Pre-requisites
The goal of this tutorial is to design a workflow from scratch to detect and locate earthquakes with beampower. We first download the data and preprocess them, then we compute the beamformed network response with beampower and identify earthquake detections based on a number of tunable parameters. Finally, we visualize the waveforms of the detected events.
Environment
The tutorial requires a larger number of Python packages than beampower itself. Creating the virtual environment as described here is essential for running the tutorial successfully. We will use the python package manager Anaconda, or rather its ligther version Miniconda. Follow the instructions here https://docs.conda.io/en/latest/miniconda.html to install Miniconda.

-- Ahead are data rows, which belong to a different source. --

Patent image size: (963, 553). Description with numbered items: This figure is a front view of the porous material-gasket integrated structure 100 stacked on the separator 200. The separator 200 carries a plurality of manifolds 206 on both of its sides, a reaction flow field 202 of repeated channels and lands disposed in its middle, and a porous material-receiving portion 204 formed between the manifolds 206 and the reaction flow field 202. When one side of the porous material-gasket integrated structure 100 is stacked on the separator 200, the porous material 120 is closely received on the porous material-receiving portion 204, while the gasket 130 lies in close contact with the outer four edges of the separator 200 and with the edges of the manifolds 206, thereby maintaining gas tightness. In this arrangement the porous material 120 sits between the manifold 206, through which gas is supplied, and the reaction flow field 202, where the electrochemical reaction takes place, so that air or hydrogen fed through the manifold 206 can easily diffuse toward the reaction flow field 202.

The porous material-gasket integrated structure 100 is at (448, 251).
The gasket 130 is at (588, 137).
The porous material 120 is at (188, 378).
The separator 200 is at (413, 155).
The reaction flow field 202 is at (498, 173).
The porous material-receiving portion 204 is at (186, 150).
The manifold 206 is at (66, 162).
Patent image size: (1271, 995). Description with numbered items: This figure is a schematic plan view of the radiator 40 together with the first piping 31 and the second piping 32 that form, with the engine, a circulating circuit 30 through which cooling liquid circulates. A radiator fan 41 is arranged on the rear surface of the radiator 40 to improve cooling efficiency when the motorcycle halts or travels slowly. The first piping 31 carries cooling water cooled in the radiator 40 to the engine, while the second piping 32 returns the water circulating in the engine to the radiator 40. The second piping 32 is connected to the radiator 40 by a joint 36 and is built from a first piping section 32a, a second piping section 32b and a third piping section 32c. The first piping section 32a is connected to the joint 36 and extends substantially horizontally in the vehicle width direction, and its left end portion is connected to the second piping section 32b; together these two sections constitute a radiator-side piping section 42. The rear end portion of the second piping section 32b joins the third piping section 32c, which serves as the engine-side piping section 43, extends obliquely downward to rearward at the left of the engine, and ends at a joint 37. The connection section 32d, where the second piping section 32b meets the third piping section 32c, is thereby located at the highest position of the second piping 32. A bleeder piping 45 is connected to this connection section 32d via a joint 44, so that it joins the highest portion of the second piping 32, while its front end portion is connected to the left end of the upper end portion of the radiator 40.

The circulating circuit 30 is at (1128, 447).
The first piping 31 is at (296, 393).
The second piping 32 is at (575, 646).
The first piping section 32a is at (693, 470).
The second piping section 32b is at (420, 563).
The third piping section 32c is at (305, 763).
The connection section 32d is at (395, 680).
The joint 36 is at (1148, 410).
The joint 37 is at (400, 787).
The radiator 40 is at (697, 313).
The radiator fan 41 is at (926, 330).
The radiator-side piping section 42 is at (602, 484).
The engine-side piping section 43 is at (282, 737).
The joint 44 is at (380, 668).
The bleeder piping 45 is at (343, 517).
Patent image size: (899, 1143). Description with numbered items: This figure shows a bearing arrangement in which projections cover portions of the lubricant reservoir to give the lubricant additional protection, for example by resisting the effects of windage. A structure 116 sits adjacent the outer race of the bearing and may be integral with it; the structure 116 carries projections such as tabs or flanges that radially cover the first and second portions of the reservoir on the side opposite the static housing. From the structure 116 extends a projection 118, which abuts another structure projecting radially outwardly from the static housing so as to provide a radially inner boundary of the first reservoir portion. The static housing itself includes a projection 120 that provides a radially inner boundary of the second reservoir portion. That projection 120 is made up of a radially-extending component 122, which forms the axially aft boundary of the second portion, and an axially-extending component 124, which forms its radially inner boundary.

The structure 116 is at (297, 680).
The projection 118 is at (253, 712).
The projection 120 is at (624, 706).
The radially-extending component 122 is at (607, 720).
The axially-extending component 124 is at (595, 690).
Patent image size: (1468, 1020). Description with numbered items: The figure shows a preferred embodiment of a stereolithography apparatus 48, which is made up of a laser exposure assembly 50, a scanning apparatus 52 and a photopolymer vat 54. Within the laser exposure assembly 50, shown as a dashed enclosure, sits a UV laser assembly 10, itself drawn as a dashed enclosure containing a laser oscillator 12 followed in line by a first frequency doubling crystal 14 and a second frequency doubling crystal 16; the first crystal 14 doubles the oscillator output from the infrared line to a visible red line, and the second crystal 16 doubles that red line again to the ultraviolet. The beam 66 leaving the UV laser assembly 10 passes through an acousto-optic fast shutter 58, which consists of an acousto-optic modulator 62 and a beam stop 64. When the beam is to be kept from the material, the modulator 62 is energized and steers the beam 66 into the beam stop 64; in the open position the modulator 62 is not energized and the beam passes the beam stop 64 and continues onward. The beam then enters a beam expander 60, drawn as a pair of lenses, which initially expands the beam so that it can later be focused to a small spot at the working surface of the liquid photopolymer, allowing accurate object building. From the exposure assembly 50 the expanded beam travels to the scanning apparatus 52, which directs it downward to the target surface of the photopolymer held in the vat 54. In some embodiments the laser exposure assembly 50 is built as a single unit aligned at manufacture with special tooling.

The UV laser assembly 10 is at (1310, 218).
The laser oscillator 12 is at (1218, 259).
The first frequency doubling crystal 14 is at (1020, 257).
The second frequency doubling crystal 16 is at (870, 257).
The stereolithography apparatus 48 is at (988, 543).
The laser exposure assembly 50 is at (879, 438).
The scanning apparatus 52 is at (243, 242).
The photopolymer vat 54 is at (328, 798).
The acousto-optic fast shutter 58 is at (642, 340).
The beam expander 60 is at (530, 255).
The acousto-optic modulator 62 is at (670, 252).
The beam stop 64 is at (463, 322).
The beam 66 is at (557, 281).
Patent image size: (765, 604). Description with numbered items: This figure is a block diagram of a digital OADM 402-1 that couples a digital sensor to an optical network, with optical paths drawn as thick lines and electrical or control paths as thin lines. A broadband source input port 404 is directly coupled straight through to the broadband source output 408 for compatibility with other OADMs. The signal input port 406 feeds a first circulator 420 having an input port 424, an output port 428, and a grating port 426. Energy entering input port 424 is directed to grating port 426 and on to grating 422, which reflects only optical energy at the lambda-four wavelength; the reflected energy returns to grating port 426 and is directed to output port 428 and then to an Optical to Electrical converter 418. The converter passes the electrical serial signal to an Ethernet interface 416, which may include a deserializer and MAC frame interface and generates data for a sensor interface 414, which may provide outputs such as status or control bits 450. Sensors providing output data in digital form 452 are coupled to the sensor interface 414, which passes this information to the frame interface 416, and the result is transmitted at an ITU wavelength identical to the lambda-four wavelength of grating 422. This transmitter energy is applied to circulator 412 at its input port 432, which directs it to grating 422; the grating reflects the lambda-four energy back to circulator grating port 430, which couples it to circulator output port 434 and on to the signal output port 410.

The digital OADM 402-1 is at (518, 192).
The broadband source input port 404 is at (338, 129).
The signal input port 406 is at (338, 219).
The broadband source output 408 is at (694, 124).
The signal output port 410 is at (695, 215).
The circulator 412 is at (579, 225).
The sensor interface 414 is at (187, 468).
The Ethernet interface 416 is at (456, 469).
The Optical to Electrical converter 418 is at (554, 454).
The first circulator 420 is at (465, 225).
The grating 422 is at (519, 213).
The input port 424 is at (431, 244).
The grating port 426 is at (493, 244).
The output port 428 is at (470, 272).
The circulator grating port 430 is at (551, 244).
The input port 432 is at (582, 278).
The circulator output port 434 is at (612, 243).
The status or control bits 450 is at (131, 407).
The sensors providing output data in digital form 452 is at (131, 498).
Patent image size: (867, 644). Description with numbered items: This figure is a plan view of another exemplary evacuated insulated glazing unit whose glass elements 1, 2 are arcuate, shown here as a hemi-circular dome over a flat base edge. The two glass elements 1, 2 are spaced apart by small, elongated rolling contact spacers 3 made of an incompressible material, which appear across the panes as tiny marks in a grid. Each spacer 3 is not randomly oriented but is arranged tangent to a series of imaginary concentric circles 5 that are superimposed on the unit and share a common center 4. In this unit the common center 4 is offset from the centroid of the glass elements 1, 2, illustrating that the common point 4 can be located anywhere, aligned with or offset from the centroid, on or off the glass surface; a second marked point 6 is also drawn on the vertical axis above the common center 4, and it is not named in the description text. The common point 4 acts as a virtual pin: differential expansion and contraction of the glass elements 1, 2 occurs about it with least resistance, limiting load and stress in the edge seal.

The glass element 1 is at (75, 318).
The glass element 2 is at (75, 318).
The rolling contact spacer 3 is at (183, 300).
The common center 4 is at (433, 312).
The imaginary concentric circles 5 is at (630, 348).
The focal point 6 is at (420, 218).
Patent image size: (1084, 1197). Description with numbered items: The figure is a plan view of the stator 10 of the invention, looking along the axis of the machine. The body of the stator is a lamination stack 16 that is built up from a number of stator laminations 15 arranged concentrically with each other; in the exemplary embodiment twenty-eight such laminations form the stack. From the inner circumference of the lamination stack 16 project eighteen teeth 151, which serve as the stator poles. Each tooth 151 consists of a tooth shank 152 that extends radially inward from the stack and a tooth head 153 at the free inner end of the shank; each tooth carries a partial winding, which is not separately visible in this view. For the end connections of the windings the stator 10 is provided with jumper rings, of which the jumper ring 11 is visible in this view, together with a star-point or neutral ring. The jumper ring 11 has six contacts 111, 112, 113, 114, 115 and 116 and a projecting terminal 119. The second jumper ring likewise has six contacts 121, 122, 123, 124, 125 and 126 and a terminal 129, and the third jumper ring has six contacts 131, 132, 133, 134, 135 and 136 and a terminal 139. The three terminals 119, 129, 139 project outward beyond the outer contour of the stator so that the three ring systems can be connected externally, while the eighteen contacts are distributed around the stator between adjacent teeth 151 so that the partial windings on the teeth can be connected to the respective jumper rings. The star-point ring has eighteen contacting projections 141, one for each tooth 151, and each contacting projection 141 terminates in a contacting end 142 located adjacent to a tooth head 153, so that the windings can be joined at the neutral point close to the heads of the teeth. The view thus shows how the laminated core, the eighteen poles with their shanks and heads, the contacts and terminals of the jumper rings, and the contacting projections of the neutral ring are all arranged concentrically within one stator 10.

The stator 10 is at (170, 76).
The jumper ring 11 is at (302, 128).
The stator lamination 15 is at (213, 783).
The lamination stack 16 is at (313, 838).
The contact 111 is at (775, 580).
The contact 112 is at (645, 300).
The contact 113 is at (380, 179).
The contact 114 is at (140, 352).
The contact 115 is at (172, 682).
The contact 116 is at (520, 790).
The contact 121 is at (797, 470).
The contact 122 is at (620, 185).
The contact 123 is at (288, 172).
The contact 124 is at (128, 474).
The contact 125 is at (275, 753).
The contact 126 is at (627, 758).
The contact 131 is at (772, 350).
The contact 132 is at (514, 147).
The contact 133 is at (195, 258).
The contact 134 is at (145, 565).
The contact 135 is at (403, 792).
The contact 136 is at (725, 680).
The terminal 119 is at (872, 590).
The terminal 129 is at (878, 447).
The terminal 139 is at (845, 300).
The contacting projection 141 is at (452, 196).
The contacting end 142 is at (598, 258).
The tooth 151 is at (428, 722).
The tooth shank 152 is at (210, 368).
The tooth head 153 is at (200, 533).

Once Anaconda or Miniconda is installed, you can use the conda commands. We will first make sure that conda uses packages from conda-forge when necessary:
$ conda config --add channels conda-forge
We will then create a Python 3.10 environment named beampower_tuto:
$ conda create -n beampower_tuto python=3.10
We now need to activate this environment:
$ conda activate beampower_tuto
In general, you can use conda to locally install a C and a CUDA-C compiler.
$ conda install gcc
$ conda install -c nvidia cuda-nvcc cuda-toolkit
Run the following command to install (almost) all the packages need for this tutorial:
$ conda install obspy numpy scipy pandas matplotlib h5py ipython jupyter cartopy xarray
Then, download Pykonal from https://github.com/malcolmw/pykonal. Pykonal is the package we will use for computing the P- and S-wave travel times. Once downloaded and unpacked, go to Pykonal’s root folder and run:
$ pip install .
Finally, we need to install beampower to our new environment. We refer you to the Installation Section of the documentation.
Running the Tutorial
The tutorial is made of a series of Ipython notebooks that are meant to be run from 0 to 3.
Going Further
In this tutorial, we offer the possibility to use beampower to backproject the output of single-station deep learning models, such as PhaseNet (see Reference). Backprojection is a simple, physics-based method to aggregate these efficient single-station models into a network detector. In order to run the tutorial with PhaseNet, you will have to install phasenet from E.B.’s Github (modified version with wrapper functions to use PhaseNet from within a python script) at: https://github.com/ebeauce/PhaseNet. Go to PhaseNet’s root folder and run:
$ pip install .
This should download the package tensorflow and may take some time.
Reference
Zhu, Weiqiang, and Gregory C. Beroza. “PhaseNet: a deep-neural-network-based seismic arrival-time picking method.” Geophysical Journal International 216, no. 1 (2019): 261-273.